Humanly Possible: Seven Hundred Years of Humanist Freethinking, Inquiry, and Hope by Sarah Bakewell

Penguin

Review by Walter Cummins

Sarah Bakewell begins Humanly Possible by delineating the characteristics of humanism and then goes on to describe how these ideas emerged and were developed through the writing and thinking of authors from Petrarch and Boccaccio through Erasmus and Hume to those of the Victorian age and the present. But in the final pages her purpose shifts to defending—almost pleading for—the values and goals of humanism when much of the current world is hostile to its tenets.

Humanism, according to Bakewell, always had its foes in the established power structure; most often, throughout history, they were embodied in religious authorities and more recently the central economic-political system. Writings had to be kept secret, often for decades, because they promoted ideas that those in control felt compelled to suppress as threats to their dominance.

From one perspective, humanism appears to have prevailed in much of the Western world. Individuals enjoy far greater freedom of expression, religious orthodoxies have waned, women possess rights beyond voting, sexual preference is far more open. Yet large areas of the world have never accepted humanist assumptions and have become more aggressive in combating them. Even parts of Europe and the United States have seen a populist backlash that targets humanist principles. The decline of the humanities in education reveals a growing indifference to humanist concerns. Bakewell is worried.

A self-identified humanist, Bakewell considers this the essential principle of the movement: “the individual is kept at the top of the list of concerns, not subordinated to some grander concept or ideal.” She denotes these concepts as fundamental: the focus on the here and now and our lives’ meaning found in bonds with each other. We should not live by the rules of a greater authority, sacred or secular. She holds E.M. Forster’s “only connect” as the focus of human existence. Humanists believe in free thinking, study and education, and hope for worthwhile accomplishments.

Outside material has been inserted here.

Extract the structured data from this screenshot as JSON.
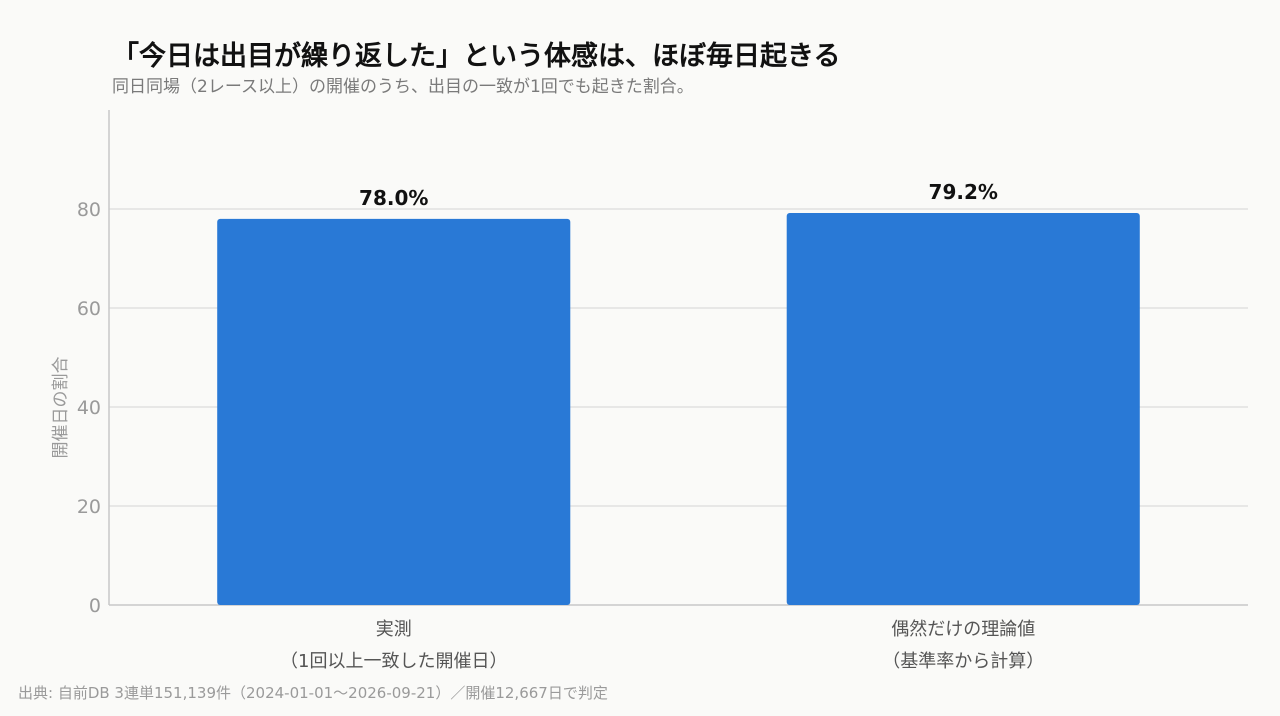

To me these seem benign, not doctrinaire or domineering, with no set agenda, just offering latitude for people to pursue goals and interests in their quest for a better world. In one sense, humanism isn’t against anything other than oppression. Yet those protecting the established system consider the ability to inquire and express implicit dangers to the rules and ends underlying that system. An emphasis on the individual threatens some grand plan or goal. That fear serves as the basis of anti-humanism.

Humanists throughout the book’s seven hundred years were aware that they had to be careful, that there were boundaries they could not challenge. Some were imprisoned and even executed for their ideas. Others were aware of subjects they could not address publicly, as with manuscripts they kept secret and did not publish in their lifetimes. For example, David Hume at the last minute withdrew sections on suicide and the immorality of the soul from a new book. E.M. Forster withheld his homosexual novel, Maurice, from publication in his lifetime.

Yet, as much as she endorses humanism, Bakewell is aware of its limitations, specifically its overly optimistic assumptions about human nature and the human ability to accomplish social, political, and economic progress. She does not dwell on this limitation but allows it to slip into her study, for example, when admitting our propensity for warfare.

In her consideration of Erasmus, she approves his definition of a life of peace as “friendship among many,” but then asks why people “keep unleashing the furor of war and its ugly consequences,” in effect, “murder among many.” Erasmus blames war on bad government, foolish or irresponsible rulers stimulating the worst of human emotions. In addition, lawyers and theologians who should be correcting these errors exacerbate them instead. The answer for Erasmus, an ideal humanist, is education that will provide people with the skills to create and maintain a happy, peaceful society. Bakewell suggests that Erasmus’s temperament led him “to underestimate the real depth of human attraction to violence, unreason, and fanaticism.”

Erasmus is not unique in this failure to grasp the depth of the attraction of violence. Yet Bakewell attempts to seek a potential positive in human reactions:

Other humanists have had a similar blind spot, in other times, and many are thus left helplessly wondering again and again why everyone around them seems to have gone mad. But then, they are not always wrong: sometimes the Erasmian spirit does return, at least for a while, and when it does, it is often a reaction against the episodes of suffering caused by its opposite.

It’s the “for a while” that speaks to an essential limitation of humanism, one Bakewell would like to wish away, perhaps because she cannot find a meaningful alternative to pursuing the goals she endorses.

Whatever the weaknesses and limitations of humanism, however, the opposing forces are much too dangerous not to be opposed:

…for our own time: a whole breed of authoritarian, fundamentalist, illiberal, repressive, war-mongering, misogynistic, racist, homophobic, nationalist, and populist manipulators, some of whom claim devotion to traditional religious pieties, whether or not this is sincere. They show contempt for actual human lives yet promise—always!—something higher and better. As enemies of humanism, and of human well-being, they must be taken seriously.

As Bakewell sees the world we live in, the principles of humanism are our most crucial response to the enemies of humanity.